我心里发着酸,那手机里有我和我家爷的合影呢,我拍的特好,我特喜欢,可就现在这景儿,还真就不能回去拿!
若说以前,我指不定就觉得这是老天安排的,他就是不想让我和我家爷在一起,连个物都不给我睹!可现在,我既然来了,我就坚定信念!即便是我家琛哥不来找我,我也要去找他!
天边渐渐露出白肚皮,我和领导们坐一个屋里,就听他们说,今儿个还有翻新仪式,不知道上头的人还来不来了。我当时就猜,他们不能来,就这么个况,救援队必须得来,他们这些个头头来干嘛?!
可出乎我的意料,大!大!出乎我的意料,他们不仅来了,而且来的人让我以为我在做梦。
我正猜测着领导不能来的时候,外面一人进来说,赶紧准备准备,上头的人正往这边儿来。
就看这里的领导们,瞬间就开始忙活了,屋里就跟炸开锅似的,至于吗,不就是一人吗,这屋都能有个封顶的,还有个挡风的就不错了,给他个座就行了,折腾什么,又是打扫又是准备茶水的,我也不好意思闲着,赶紧一起忙活呗,其实我都不知道自个儿在忙活什么,不知不觉我就被人闲,莫名其妙就被扔屋外了,天儿也冷啊,我哪受的了呢。
我拿着没剩多少毛的扫帚,有一下没一下的扫着地,嘴里还不时的嘟囔着,偶有凉风袭来,我还得空出一只手裹裹衣服,请允许我再说一遍,条件是艰苦的()。
汪什么时不时出来问我冷不冷,要我进去,我寻思着进屋里有什么啊,还不是一样的干活儿,我摇摇头,坚守我的阵地,这么大一院子,就我一人扫,清闲!

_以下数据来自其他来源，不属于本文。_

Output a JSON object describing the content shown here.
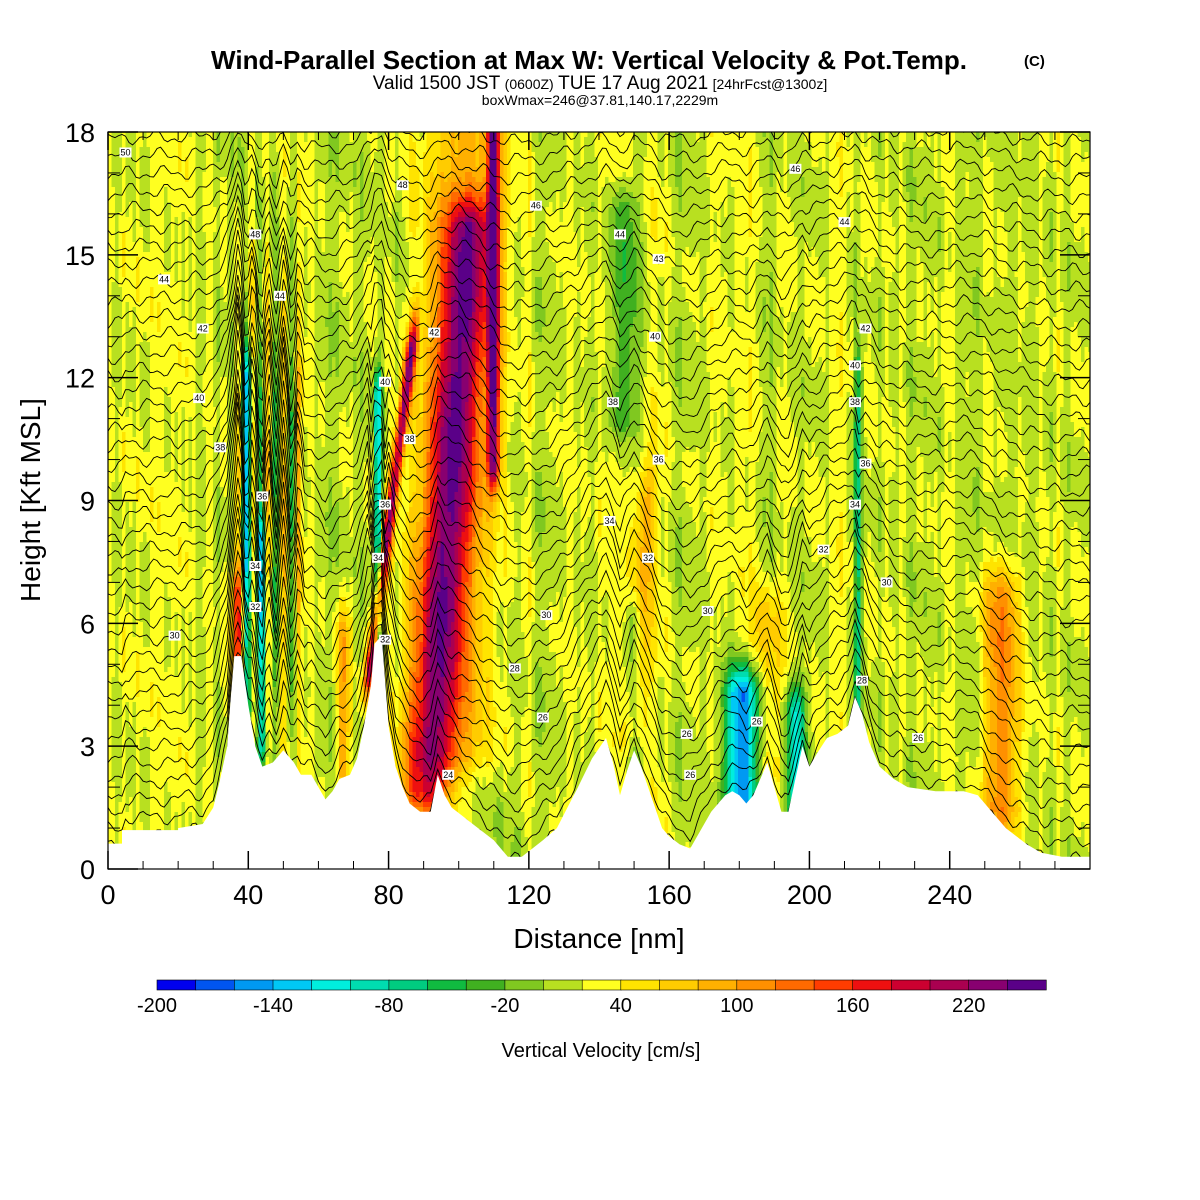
{
  "chart_data": {
    "type": "heatmap",
    "title": "Wind-Parallel Section at Max W: Vertical Velocity & Pot.Temp.",
    "title_mark": "(C)",
    "subtitle": {
      "valid": "Valid 1500 JST",
      "utc": "(0600Z)",
      "date": "TUE 17 Aug 2021",
      "forecast": "[24hrFcst@1300z]"
    },
    "subtitle2": "boxWmax=246@37.81,140.17,2229m",
    "xlabel": "Distance [nm]",
    "ylabel": "Height [Kft MSL]",
    "xlim": [
      0,
      280
    ],
    "ylim": [
      0,
      18
    ],
    "xticks": [
      "0",
      "40",
      "80",
      "120",
      "160",
      "200",
      "240"
    ],
    "xtick_values": [
      0,
      40,
      80,
      120,
      160,
      200,
      240
    ],
    "yticks": [
      "0",
      "3",
      "6",
      "9",
      "12",
      "15",
      "18"
    ],
    "ytick_values": [
      0,
      3,
      6,
      9,
      12,
      15,
      18
    ],
    "colorbar": {
      "title": "Vertical Velocity [cm/s]",
      "labels": [
        "-200",
        "-140",
        "-80",
        "-20",
        "40",
        "100",
        "160",
        "220"
      ],
      "label_values": [
        -200,
        -140,
        -80,
        -20,
        40,
        100,
        160,
        220
      ],
      "min": -200,
      "max": 260,
      "step": 20,
      "colors": [
        "#0000ee",
        "#0055f0",
        "#0099f2",
        "#00c8f5",
        "#00eedd",
        "#00dcb0",
        "#00cc80",
        "#10bb40",
        "#40b020",
        "#80c820",
        "#b8e020",
        "#ffff20",
        "#ffe400",
        "#ffcc00",
        "#ffb000",
        "#ff9000",
        "#ff6a00",
        "#ff3c00",
        "#ee1010",
        "#cc0030",
        "#aa0050",
        "#880070",
        "#5a0088"
      ]
    },
    "terrain": [
      [
        0,
        0.62
      ],
      [
        4,
        0.62
      ],
      [
        4,
        0.95
      ],
      [
        20,
        0.95
      ],
      [
        20,
        1.0
      ],
      [
        27,
        1.1
      ],
      [
        30,
        1.5
      ],
      [
        32,
        2.2
      ],
      [
        34,
        3.0
      ],
      [
        35,
        4.2
      ],
      [
        36,
        5.2
      ],
      [
        38,
        5.2
      ],
      [
        40,
        4.0
      ],
      [
        42,
        3.0
      ],
      [
        44,
        2.5
      ],
      [
        47,
        2.6
      ],
      [
        50,
        2.9
      ],
      [
        53,
        2.6
      ],
      [
        55,
        2.3
      ],
      [
        58,
        2.3
      ],
      [
        60,
        2.0
      ],
      [
        62,
        1.7
      ],
      [
        64,
        1.9
      ],
      [
        66,
        2.2
      ],
      [
        69,
        2.3
      ],
      [
        71,
        2.7
      ],
      [
        73,
        3.5
      ],
      [
        75,
        4.5
      ],
      [
        76,
        5.5
      ],
      [
        78,
        5.7
      ],
      [
        80,
        3.5
      ],
      [
        82,
        2.5
      ],
      [
        84,
        2.0
      ],
      [
        86,
        1.6
      ],
      [
        89,
        1.4
      ],
      [
        92,
        1.4
      ],
      [
        94,
        2.3
      ],
      [
        96,
        1.8
      ],
      [
        98,
        1.5
      ],
      [
        101,
        1.3
      ],
      [
        104,
        1.1
      ],
      [
        107,
        0.9
      ],
      [
        110,
        0.7
      ],
      [
        112,
        0.5
      ],
      [
        114,
        0.3
      ],
      [
        118,
        0.3
      ],
      [
        121,
        0.5
      ],
      [
        124,
        0.7
      ],
      [
        128,
        1.0
      ],
      [
        131,
        1.5
      ],
      [
        134,
        2.0
      ],
      [
        138,
        2.7
      ],
      [
        142,
        3.2
      ],
      [
        144,
        2.6
      ],
      [
        146,
        1.8
      ],
      [
        148,
        2.4
      ],
      [
        150,
        2.9
      ],
      [
        152,
        2.5
      ],
      [
        154,
        2.0
      ],
      [
        156,
        1.5
      ],
      [
        158,
        1.0
      ],
      [
        160,
        0.8
      ],
      [
        163,
        0.6
      ],
      [
        166,
        0.5
      ],
      [
        168,
        0.8
      ],
      [
        170,
        1.1
      ],
      [
        172,
        1.4
      ],
      [
        174,
        1.6
      ],
      [
        176,
        1.8
      ],
      [
        178,
        1.9
      ],
      [
        180,
        1.8
      ],
      [
        182,
        1.6
      ],
      [
        184,
        1.8
      ],
      [
        186,
        2.2
      ],
      [
        188,
        2.6
      ],
      [
        190,
        2.0
      ],
      [
        192,
        1.4
      ],
      [
        194,
        1.4
      ],
      [
        196,
        2.2
      ],
      [
        198,
        3.0
      ],
      [
        200,
        2.5
      ],
      [
        202,
        2.8
      ],
      [
        205,
        3.2
      ],
      [
        208,
        3.3
      ],
      [
        211,
        3.5
      ],
      [
        213,
        4.2
      ],
      [
        215,
        3.8
      ],
      [
        217,
        3.1
      ],
      [
        220,
        2.5
      ],
      [
        224,
        2.2
      ],
      [
        228,
        2.0
      ],
      [
        236,
        1.9
      ],
      [
        244,
        1.9
      ],
      [
        248,
        1.8
      ],
      [
        252,
        1.4
      ],
      [
        256,
        1.0
      ],
      [
        262,
        0.6
      ],
      [
        266,
        0.4
      ],
      [
        272,
        0.3
      ],
      [
        280,
        0.3
      ]
    ],
    "updrafts": [
      {
        "x": 94,
        "y": 5.5,
        "w": 160,
        "z0": 2.0,
        "z1": 15.5,
        "sx": 7,
        "tilt": 0.9
      },
      {
        "x": 78,
        "y": 7.0,
        "w": 200,
        "z0": 5.0,
        "z1": 12.5,
        "sx": 1.6,
        "tilt": 1.5
      },
      {
        "x": 110,
        "y": 13.0,
        "w": 200,
        "z0": 10.0,
        "z1": 18.0,
        "sx": 1.8,
        "tilt": 0
      },
      {
        "x": 100,
        "y": 10.0,
        "w": 70,
        "z0": 3.0,
        "z1": 18.0,
        "sx": 12,
        "tilt": 0.3
      },
      {
        "x": 37,
        "y": 5.0,
        "w": 120,
        "z0": 4.0,
        "z1": 6.5,
        "sx": 2,
        "tilt": 0
      },
      {
        "x": 67,
        "y": 4.0,
        "w": 80,
        "z0": 2.5,
        "z1": 5.5,
        "sx": 2,
        "tilt": 0
      },
      {
        "x": 152,
        "y": 6.5,
        "w": 70,
        "z0": 3.5,
        "z1": 9.0,
        "sx": 3,
        "tilt": 0.5
      },
      {
        "x": 188,
        "y": 4.0,
        "w": 60,
        "z0": 2.5,
        "z1": 6.0,
        "sx": 4,
        "tilt": 0
      },
      {
        "x": 255,
        "y": 3.5,
        "w": 100,
        "z0": 1.5,
        "z1": 6.5,
        "sx": 5,
        "tilt": 0
      }
    ],
    "downdrafts": [
      {
        "x": 181,
        "y": 2.6,
        "w": -190,
        "z0": 1.5,
        "z1": 4.2,
        "sx": 5
      },
      {
        "x": 196,
        "y": 2.8,
        "w": -120,
        "z0": 1.5,
        "z1": 3.8,
        "sx": 3
      },
      {
        "x": 40,
        "y": 7.0,
        "w": -110,
        "z0": 4.0,
        "z1": 12.0,
        "sx": 1.4
      },
      {
        "x": 44,
        "y": 6.0,
        "w": -100,
        "z0": 3.0,
        "z1": 8.0,
        "sx": 1.4
      },
      {
        "x": 77,
        "y": 8.5,
        "w": -130,
        "z0": 5.5,
        "z1": 11.5,
        "sx": 1.2
      },
      {
        "x": 147,
        "y": 13.5,
        "w": -60,
        "z0": 11.0,
        "z1": 16.0,
        "sx": 4
      },
      {
        "x": 150,
        "y": 4.5,
        "w": -70,
        "z0": 2.5,
        "z1": 6.0,
        "sx": 2
      },
      {
        "x": 214,
        "y": 9.5,
        "w": -80,
        "z0": 4.0,
        "z1": 12.0,
        "sx": 1.2
      }
    ],
    "contour_labels": [
      {
        "text": "50",
        "x": 5,
        "y": 17.5
      },
      {
        "text": "48",
        "x": 84,
        "y": 16.7
      },
      {
        "text": "48",
        "x": 42,
        "y": 15.5
      },
      {
        "text": "46",
        "x": 122,
        "y": 16.2
      },
      {
        "text": "46",
        "x": 196,
        "y": 17.1
      },
      {
        "text": "44",
        "x": 16,
        "y": 14.4
      },
      {
        "text": "44",
        "x": 49,
        "y": 14.0
      },
      {
        "text": "44",
        "x": 146,
        "y": 15.5
      },
      {
        "text": "44",
        "x": 210,
        "y": 15.8
      },
      {
        "text": "43",
        "x": 157,
        "y": 14.9
      },
      {
        "text": "42",
        "x": 27,
        "y": 13.2
      },
      {
        "text": "42",
        "x": 93,
        "y": 13.1
      },
      {
        "text": "42",
        "x": 216,
        "y": 13.2
      },
      {
        "text": "40",
        "x": 26,
        "y": 11.5
      },
      {
        "text": "40",
        "x": 79,
        "y": 11.9
      },
      {
        "text": "40",
        "x": 213,
        "y": 12.3
      },
      {
        "text": "40",
        "x": 156,
        "y": 13.0
      },
      {
        "text": "38",
        "x": 32,
        "y": 10.3
      },
      {
        "text": "38",
        "x": 86,
        "y": 10.5
      },
      {
        "text": "38",
        "x": 144,
        "y": 11.4
      },
      {
        "text": "38",
        "x": 213,
        "y": 11.4
      },
      {
        "text": "36",
        "x": 44,
        "y": 9.1
      },
      {
        "text": "36",
        "x": 79,
        "y": 8.9
      },
      {
        "text": "36",
        "x": 157,
        "y": 10.0
      },
      {
        "text": "36",
        "x": 216,
        "y": 9.9
      },
      {
        "text": "34",
        "x": 42,
        "y": 7.4
      },
      {
        "text": "34",
        "x": 77,
        "y": 7.6
      },
      {
        "text": "34",
        "x": 143,
        "y": 8.5
      },
      {
        "text": "34",
        "x": 213,
        "y": 8.9
      },
      {
        "text": "32",
        "x": 42,
        "y": 6.4
      },
      {
        "text": "32",
        "x": 79,
        "y": 5.6
      },
      {
        "text": "32",
        "x": 154,
        "y": 7.6
      },
      {
        "text": "32",
        "x": 204,
        "y": 7.8
      },
      {
        "text": "30",
        "x": 19,
        "y": 5.7
      },
      {
        "text": "30",
        "x": 125,
        "y": 6.2
      },
      {
        "text": "30",
        "x": 171,
        "y": 6.3
      },
      {
        "text": "30",
        "x": 222,
        "y": 7.0
      },
      {
        "text": "28",
        "x": 116,
        "y": 4.9
      },
      {
        "text": "28",
        "x": 215,
        "y": 4.6
      },
      {
        "text": "26",
        "x": 124,
        "y": 3.7
      },
      {
        "text": "26",
        "x": 185,
        "y": 3.6
      },
      {
        "text": "26",
        "x": 231,
        "y": 3.2
      },
      {
        "text": "26",
        "x": 165,
        "y": 3.3
      },
      {
        "text": "26",
        "x": 166,
        "y": 2.3
      },
      {
        "text": "24",
        "x": 97,
        "y": 2.3
      }
    ]
  }
}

我继续埋头扫地,汪什么也挺忙的,但还会抽空儿过来慰问我,我都让他问烦了。
忽的背后有人叫我,“苏向晚???”我以为又是汪什么,本来让我干着活我就很不乐意,他这来来回回的,我心里没来由的开始烦躁,我猛的转身把扫帚使劲儿往他那儿扔,我刚想说你在来烦我,你自个儿干好了,结果,我这一转身,我!我的手没来得及收,扫帚已经飞出去了,我眼看着它飞到廖云那儿啦啊!